A Periodic Table of history lessons

This is pretty cool. Twitter user @jamiebgall tweeted this picture he’d made of the Periodic Table, showing each element alongside the nationality of its discoverer.

discovery_elements

It’s so simple, yet it says a lot about different countries’ scientific programs and, if you googled a bit, their focuses during different years in history. For example,

  1. A chunk of the transuranic actinides originated out of American labs, possibly arising out of the rapid developments in particle accelerator technology in the early 20th century.
  2. Hydrogen was discovered by a British scientist (Henry Cavendish) in the late 18th century, pointing at the country’s early establishment of research and experiment institutions. UK scientists were also responsible for the discovery of 23 elements in all.
  3. The 1904 Nobel Prizes in physics and chemistry went to Lord Rayleigh and William Ramsay, respectively, for discovering four of the six noble gases. One of the other two, helium, was co-discovered by Pierre Janssen (France) and Joseph Lockyer (UK).
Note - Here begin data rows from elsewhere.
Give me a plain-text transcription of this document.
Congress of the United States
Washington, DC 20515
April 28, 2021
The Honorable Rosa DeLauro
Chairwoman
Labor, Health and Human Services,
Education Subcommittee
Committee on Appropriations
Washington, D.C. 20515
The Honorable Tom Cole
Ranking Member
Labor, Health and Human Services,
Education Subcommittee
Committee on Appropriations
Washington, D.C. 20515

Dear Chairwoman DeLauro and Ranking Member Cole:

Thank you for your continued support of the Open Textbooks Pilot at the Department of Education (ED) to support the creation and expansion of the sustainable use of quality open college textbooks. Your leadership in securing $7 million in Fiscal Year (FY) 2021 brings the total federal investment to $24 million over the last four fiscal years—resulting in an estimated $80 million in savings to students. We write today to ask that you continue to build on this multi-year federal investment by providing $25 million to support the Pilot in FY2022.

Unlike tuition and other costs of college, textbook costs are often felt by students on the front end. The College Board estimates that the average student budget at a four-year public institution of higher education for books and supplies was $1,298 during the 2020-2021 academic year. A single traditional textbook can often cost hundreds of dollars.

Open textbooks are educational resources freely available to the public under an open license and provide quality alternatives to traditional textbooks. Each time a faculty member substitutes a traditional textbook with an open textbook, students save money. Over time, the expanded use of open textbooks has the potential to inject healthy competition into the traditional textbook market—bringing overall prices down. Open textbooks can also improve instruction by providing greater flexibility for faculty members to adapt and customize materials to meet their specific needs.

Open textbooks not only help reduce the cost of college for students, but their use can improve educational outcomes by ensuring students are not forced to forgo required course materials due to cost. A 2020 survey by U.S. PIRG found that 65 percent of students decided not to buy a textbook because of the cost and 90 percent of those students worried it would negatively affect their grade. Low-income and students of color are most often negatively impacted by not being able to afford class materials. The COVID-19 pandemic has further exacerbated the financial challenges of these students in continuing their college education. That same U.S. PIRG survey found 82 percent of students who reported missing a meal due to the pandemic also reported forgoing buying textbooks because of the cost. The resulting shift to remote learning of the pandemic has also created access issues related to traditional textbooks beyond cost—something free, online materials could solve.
Radon was discovered by Friedrich Dorn (Germany) in 1898.
  4. Elements 107 to 112 were discovered by Germans at the Gesselschaft fur Schwerionenforschung, Darmstadt. Elements 107, 108 and 109 were discovered by Peter Armbruster and Gottfried Munzenberg in 1982-1994. Elements 111 and 112 were discovered by Sigurd Hoffman, et al, in 1994-1996. All of them owed their origination to the UNILAC (Universal Linear Accelerator) commissioned in 1975.
  5. The discovery of aluminium, the most abundant metal in the Earth’s crust, is attributed to Hans Christian Oersted (Denmark in 1825) even though Humphry Davy had developed an aluminium-iron alloy before him. The Dane took the honours because he was the first to isolate the metal.
  6. Between 1944 and 1952, the USA discovered seven elements; this ‘discovery density’ is beaten only by the UK, which discovered six elements in 1807 and 1808. In both countries, however, these discoveries were made by a small group of people finding one element after another. In the USA, elements 93-98 and 101 were discovered by teams led by Glenn T. Seaborg at UCal, Berkeley. In the UK, Lord Rayleigh and Sir Ramsay took the honours with the noble gases section.